騎士は新しい席に行った。一番後ろの出入り口の近くだ。相津と隣でそれはそれでいい。そもそもこの席が本当の騎士の席だった。。

 相津は騎士に対して遠慮がちだったが、やがて元通りの態度になった。そして一枚の小さな絵をくれた。昔風の着物を着た子供が笛を吹いている。

「この町の天女伝説の絵じゃ。お母さんの天女が飛んでいなくなってしもうたんで、泣きながら笛を吹いて呼び戻しちょる」

「うまいじゃないか」

 絵を裏返してみると「ごめんなさい」 と下手な字で一言だけ書いていた。騎士は許した。


 発表日が近づいてきた。昼休みには、皆で固まって社会の教科書を広げたり、画用紙に図形を書いたりしている。相津も黙々と絵を描いていた。
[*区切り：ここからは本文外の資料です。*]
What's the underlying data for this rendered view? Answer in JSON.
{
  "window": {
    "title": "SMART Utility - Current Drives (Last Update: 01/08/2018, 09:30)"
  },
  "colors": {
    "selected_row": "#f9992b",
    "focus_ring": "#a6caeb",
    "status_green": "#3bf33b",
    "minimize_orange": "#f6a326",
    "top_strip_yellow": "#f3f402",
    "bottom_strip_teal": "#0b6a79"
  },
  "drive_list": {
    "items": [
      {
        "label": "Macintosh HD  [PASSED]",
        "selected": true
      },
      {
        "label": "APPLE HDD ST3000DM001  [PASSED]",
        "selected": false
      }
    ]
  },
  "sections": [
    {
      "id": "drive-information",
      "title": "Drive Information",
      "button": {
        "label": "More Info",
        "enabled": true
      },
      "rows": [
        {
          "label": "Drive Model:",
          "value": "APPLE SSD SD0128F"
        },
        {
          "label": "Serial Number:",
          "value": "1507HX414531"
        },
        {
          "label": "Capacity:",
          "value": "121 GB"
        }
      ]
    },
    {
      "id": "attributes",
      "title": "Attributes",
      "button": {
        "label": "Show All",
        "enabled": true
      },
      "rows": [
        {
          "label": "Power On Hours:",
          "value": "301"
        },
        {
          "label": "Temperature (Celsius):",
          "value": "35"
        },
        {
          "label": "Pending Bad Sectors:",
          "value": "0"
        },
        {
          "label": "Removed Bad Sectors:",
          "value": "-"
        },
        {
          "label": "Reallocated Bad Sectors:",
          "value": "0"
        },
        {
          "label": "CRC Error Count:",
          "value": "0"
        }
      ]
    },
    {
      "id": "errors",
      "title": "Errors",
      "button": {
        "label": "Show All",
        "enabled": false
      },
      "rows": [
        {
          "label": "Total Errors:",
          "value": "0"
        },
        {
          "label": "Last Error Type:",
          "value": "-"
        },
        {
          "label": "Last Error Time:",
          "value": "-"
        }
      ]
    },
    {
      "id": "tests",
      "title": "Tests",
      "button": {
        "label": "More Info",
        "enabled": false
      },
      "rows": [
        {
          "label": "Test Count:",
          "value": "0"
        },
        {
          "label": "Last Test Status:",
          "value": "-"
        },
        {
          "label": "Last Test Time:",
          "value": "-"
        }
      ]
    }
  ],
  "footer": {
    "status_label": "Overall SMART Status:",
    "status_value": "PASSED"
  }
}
女性キャラのままにするかで揉めたが結局可愛いからという理由でそのままになった。

「さえきかずみ、ちゅう作家もこんな田舎まで聞きに来ないから大丈夫」

 意外と可愛らしく出来上がり、他のグループの皆も相津の絵を見に来て褒めたりしている。

 やりにくいのは穂乃果で、ずっとむくれていた。上島が穂乃果を説教した。穂乃果は上島に反論したいようだが、どうにも分が悪い。ただ穂乃果が決めた発表会のメンバーと席の交換は、騎士も沢村も異論がなく、そのままにした。そして発表も別々にする。それでよかった。

 穂乃果のグループは元からいたきくちゃん、桃ちゃん、それに沖田と竜巻になった。騎士と沖田とトレードだ。そして沢村も竜巻とトレードだ。穂乃果の隣の席に戻った沖田だけが笑顔でいた。しかし穂乃果はこう言ってのける。

「沢村は事務員の娘のくせに生意気じゃ。じゃから追放した。沖田の親はケアマネージャーじゃけど、あたしの言うことをちゃんと聞くからな。元通り仲良くしてやるわ」

 沖田の顔はさすがに曇り、従兄弟の前川から「お前は何様じゃあ」 と怒られるぐらいだった。

 もちろん騎士も穂乃果を嫌いになった。あそこまで人を使って、いじめをすることはない。騎士は穂乃果には笑顔は見せないし、話しかけもしなかった。


 穂乃果が相津と沖田に命じて騎士にやってことはクラス中に広まっていた。空気が変わったのを感じる。しかし穂乃果は気づいていないようだ。騎士は塚本先生のようにクラス全員が穂乃果の言いなりになると心配だったので安心した。穂乃果がお手洗いに立っている間に、沢村が言う。

「いじめも公害と一緒よ。だって、ほら、公害の元になった会社に訴えても、最初は相手にされなかったとあったでしょ。どうも、大人の世界ってそんなものらしいね」

 上島も言葉を継ぐ。

「じゃから私はお父さんのように大人になったら弁護士になろうって決めた。弱い者の味方になったほうが、やりがいがありそうだから。お父さんはいつも言うわ。世の中はやったもの勝ちではないって。あ、そうだ。騎士、今度お父さんがおばさんに会わせてって」

「どうして」

「アスベストによる喘息が本当ならお役に立てるかもって、だから話を聞かせてほしいみたい」

「わかった。ありがとう」



 その夜、上島が約束通り、父親を連れてやってきた。弁護士というとお金持ちのイメージを勝手に持っていたが、意外と普通の人だった。上島とよく似た丸っこい眼鏡をかけている。多分上島がこのお父さんのことが好きで似た眼鏡を買ったのだろう。

 果たして日美子は喜んだ。上島のお父さんは名刺を渡し、できるだけのことはしますので、各種の委任状にサインをしてくださいと言った。そうしないと、弁護士でも日美子の前の住所や戸籍をみたりできないそうだ。

「でもお金が、あんまりなくて」

「大丈夫です。補償金がもし取れたら手数料として一部をいただきます。取れなかったらそのままでいいですよ」

「なんだかすみませんねえ」

「お話を伺う限りは、アスベストによる喘息が証明される可能性がゼロではない。じゃから、書類の整理だけはやっておくべきです。これも仕事のうちですから気にせずに」

 騎士と上島とは、大人たちが会話をしている間、梨ゼリーとジュースを飲んでいた。


 そこへ、表で車が止まる音がした。台所の窓からすかし見ると大型トラックだ。鈴彦だとわかった。インターホンが鳴り、騎士が出た。

 鈴彦の後ろに紗矢がしょんぼりとした様子で立っていた。髪が短くなって洋服もぼろぼろになっている。ランドセルと、そして猫を入れたケースを持っていた。そこへもう一台の車が来た。白い自家用車でそれにも見覚えがある。すみれのものだ。あとに続いてきたすみれも、うなだれている。